Internals

Skill System

Skills are methodology files loaded into agents at instantiation time. Three tiers:

Standard Skills (per-language)

Always-available, triggered by pattern flags from recon. Examples: ORACLE_ANALYSIS, SEMI_TRUSTED_ROLES, TOKEN_FLOW_TRACING, FLASH_LOAN_INTERACTION.

Language	Skills
EVM	18
Solana	20
Aptos	22 (21 + core directives)
Sui	22 (21 + core directives)
Soroban	19 (13 cross-language + 6 Soroban-specific)

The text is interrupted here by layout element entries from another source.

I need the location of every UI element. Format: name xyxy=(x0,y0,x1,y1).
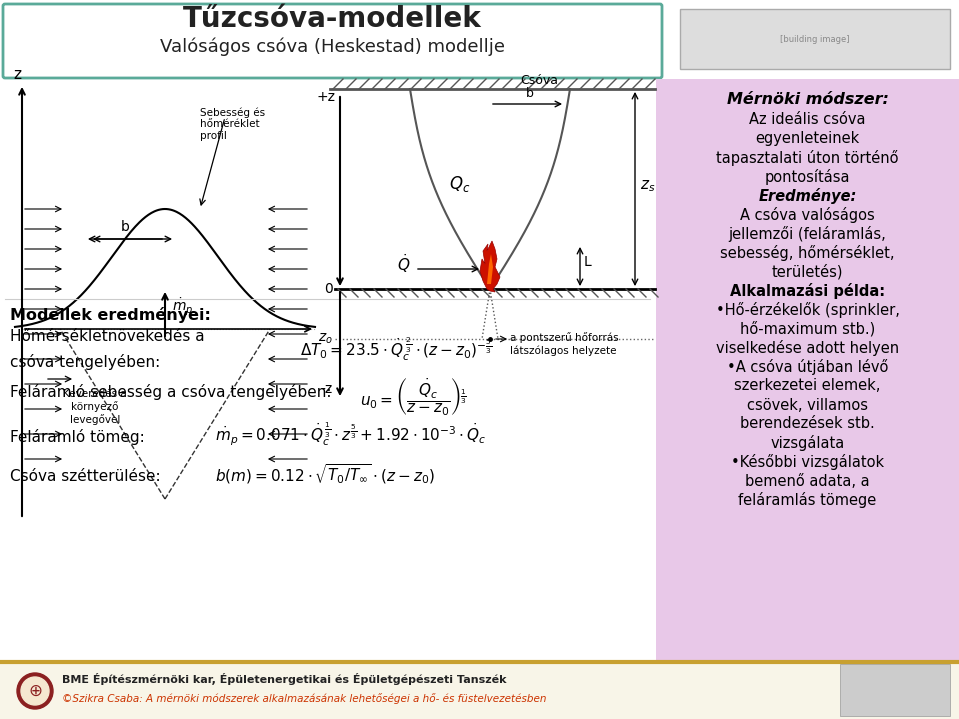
Text: bemenő adata, a: bemenő adata, a xyxy=(745,474,870,488)
Text: A csóva valóságos: A csóva valóságos xyxy=(740,207,875,223)
Text: b: b xyxy=(526,87,534,100)
Text: csövek, villamos: csövek, villamos xyxy=(747,398,868,413)
Polygon shape xyxy=(487,254,493,284)
Bar xyxy=(680,9,950,69)
Bar xyxy=(0,662,959,719)
Text: Az ideális csóva: Az ideális csóva xyxy=(749,112,866,127)
Text: pontosítása: pontosítása xyxy=(764,169,851,185)
Text: Modellek eredményei:: Modellek eredményei: xyxy=(10,307,211,323)
Text: Csóva szétterülése:: Csóva szétterülése: xyxy=(10,469,160,484)
Text: •Hő-érzékelők (sprinkler,: •Hő-érzékelők (sprinkler, xyxy=(715,302,900,318)
Text: feláramlás tömege: feláramlás tömege xyxy=(738,492,877,508)
Text: $\Delta T_0 = 23.5 \cdot \dot{Q}_c^{\;\frac{2}{3}} \cdot (z - z_0)^{-\frac{5}{3}: $\Delta T_0 = 23.5 \cdot \dot{Q}_c^{\;\f… xyxy=(300,335,493,362)
Text: Mérnöki módszer:: Mérnöki módszer: xyxy=(727,91,888,106)
Text: -z: -z xyxy=(320,382,333,396)
Text: •A csóva útjában lévő: •A csóva útjában lévő xyxy=(727,359,888,375)
Text: vizsgálata: vizsgálata xyxy=(770,435,845,451)
Text: Hőmérsékletnövekedés a: Hőmérsékletnövekedés a xyxy=(10,329,204,344)
Text: $Q_c$: $Q_c$ xyxy=(450,174,471,194)
Text: $b(m) = 0.12 \cdot \sqrt{T_0 / T_\infty} \cdot (z - z_0)$: $b(m) = 0.12 \cdot \sqrt{T_0 / T_\infty}… xyxy=(215,462,435,486)
Text: berendezések stb.: berendezések stb. xyxy=(740,416,875,431)
Text: ©Szikra Csaba: A mérnöki módszerek alkalmazásának lehetőségei a hő- és füstelvez: ©Szikra Csaba: A mérnöki módszerek alkal… xyxy=(62,694,547,705)
Text: 0: 0 xyxy=(324,282,333,296)
Text: egyenleteinek: egyenleteinek xyxy=(756,132,859,147)
Text: $\dot{m}_p$: $\dot{m}_p$ xyxy=(172,296,194,317)
Text: z: z xyxy=(13,67,21,82)
Text: Alkalmazási példa:: Alkalmazási példa: xyxy=(730,283,885,299)
FancyBboxPatch shape xyxy=(3,4,662,78)
Text: jellemzői (feláramlás,: jellemzői (feláramlás, xyxy=(729,226,886,242)
Text: BME Építészmérnöki kar, Épületenergetikai és Épületgépészeti Tanszék: BME Építészmérnöki kar, Épületenergetika… xyxy=(62,673,506,685)
Text: Keveredés a
környező
levegővel: Keveredés a környező levegővel xyxy=(63,389,127,424)
Text: $\dot{m}_p = 0.071 \cdot \dot{Q}_c^{\,\frac{1}{3}} \cdot z^{\frac{5}{3}} + 1.92 : $\dot{m}_p = 0.071 \cdot \dot{Q}_c^{\,\f… xyxy=(215,421,486,448)
Text: viselkedése adott helyen: viselkedése adott helyen xyxy=(716,340,900,356)
Text: a pontszerű hőforrás
látszólagos helyzete: a pontszerű hőforrás látszólagos helyzet… xyxy=(510,332,619,356)
Text: Eredménye:: Eredménye: xyxy=(759,188,856,204)
Text: $z_o$: $z_o$ xyxy=(318,331,333,347)
Text: •Későbbi vizsgálatok: •Későbbi vizsgálatok xyxy=(731,454,884,470)
Bar xyxy=(840,664,950,716)
Text: szerkezetei elemek,: szerkezetei elemek, xyxy=(735,378,880,393)
Text: b: b xyxy=(121,220,129,234)
Text: [building image]: [building image] xyxy=(781,35,850,44)
Text: tapasztalati úton történő: tapasztalati úton történő xyxy=(716,150,899,166)
Circle shape xyxy=(17,673,53,709)
Bar xyxy=(656,79,959,662)
Circle shape xyxy=(21,677,49,705)
Text: Sebesség és
hőméréklet
profil: Sebesség és hőméréklet profil xyxy=(200,107,265,141)
Text: hő-maximum stb.): hő-maximum stb.) xyxy=(740,321,876,336)
Text: L: L xyxy=(584,255,592,270)
Text: Feláramló sebesség a csóva tengelyében:: Feláramló sebesség a csóva tengelyében: xyxy=(10,384,332,400)
Text: területés): területés) xyxy=(772,265,843,280)
Text: +z: +z xyxy=(316,90,335,104)
Text: $z_s$: $z_s$ xyxy=(640,178,655,193)
Text: Feláramló tömeg:: Feláramló tömeg: xyxy=(10,429,145,445)
Text: Csóva: Csóva xyxy=(520,74,558,87)
Text: Valóságos csóva (Heskestad) modellje: Valóságos csóva (Heskestad) modellje xyxy=(159,38,504,56)
Text: csóva tengelyében:: csóva tengelyében: xyxy=(10,354,160,370)
Text: sebesség, hőmérséklet,: sebesség, hőmérséklet, xyxy=(720,245,895,261)
Text: Tűzcsóva-modellek: Tűzcsóva-modellek xyxy=(182,5,481,33)
Polygon shape xyxy=(480,241,500,292)
Text: $u_0 = \left(\dfrac{\dot{Q}_c}{z - z_0}\right)^{\!\frac{1}{3}}$: $u_0 = \left(\dfrac{\dot{Q}_c}{z - z_0}\… xyxy=(360,377,467,418)
Text: $\dot{Q}$: $\dot{Q}$ xyxy=(397,252,410,275)
Text: ⊕: ⊕ xyxy=(28,682,42,700)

Injectable Skills (protocol-type-specific)

Loaded only when recon classifies the protocol as a matching type. Appended to existing agents (8 total):

Skill	Trigger
VAULT_ACCOUNTING	`vault` protocol type
ACCOUNT_ABSTRACTION_SECURITY	ERC-4337, EntryPoint, UserOperation
NFT_PROTOCOL_SECURITY	ERC721/1155 with marketplace/staking/collateral
GOVERNANCE_ATTACK_VECTORS	Governor, Timelock, voting, proposal
OUTCOME_DETERMINISM	Finite-pool selection with depletion fallback
LENDING_PROTOCOL_SECURITY	liquidate/borrow/repay/collateral/LTV/healthFactor
DEX_INTEGRATION_SECURITY	swap/addLiquidity/removeLiquidity (non-DEX protocols)
INTEGRATION_HAZARD_RESEARCH	NAMED_EXTERNAL_PROTOCOL flag (named external protocol imports)

Niche Agents (flag-triggered standalone)

Spawn as independent agents (1 depth budget slot each, 8 total):

Agent	Trigger
EVENT_COMPLETENESS	`MISSING_EVENT` flag
SEMANTIC_GAP_INVESTIGATOR	Semantic invariant flags
SPEC_COMPLIANCE_AUDIT	`HAS_DOCS` flag
SIGNATURE_VERIFICATION_AUDIT	`HAS_SIGNATURES` flag
SEMANTIC_CONSISTENCY_AUDIT	`HAS_MULTI_CONTRACT` flag
MULTI_STEP_OPERATION_SAFETY	`MULTI_STEP_OPS` flag (approve/delegate + on-behalf-of)
CALLBACK_RECEIVER_SAFETY	`OUTCOME_CALLBACK` flag (EVM only)
DIMENSIONAL_ANALYSIS	`MIXED_DECIMALS` flag (EVM only)
STABLESWAP_COMPLIANCE	`STABLESWAP_FORK` flag (Curve/StableSwap fork)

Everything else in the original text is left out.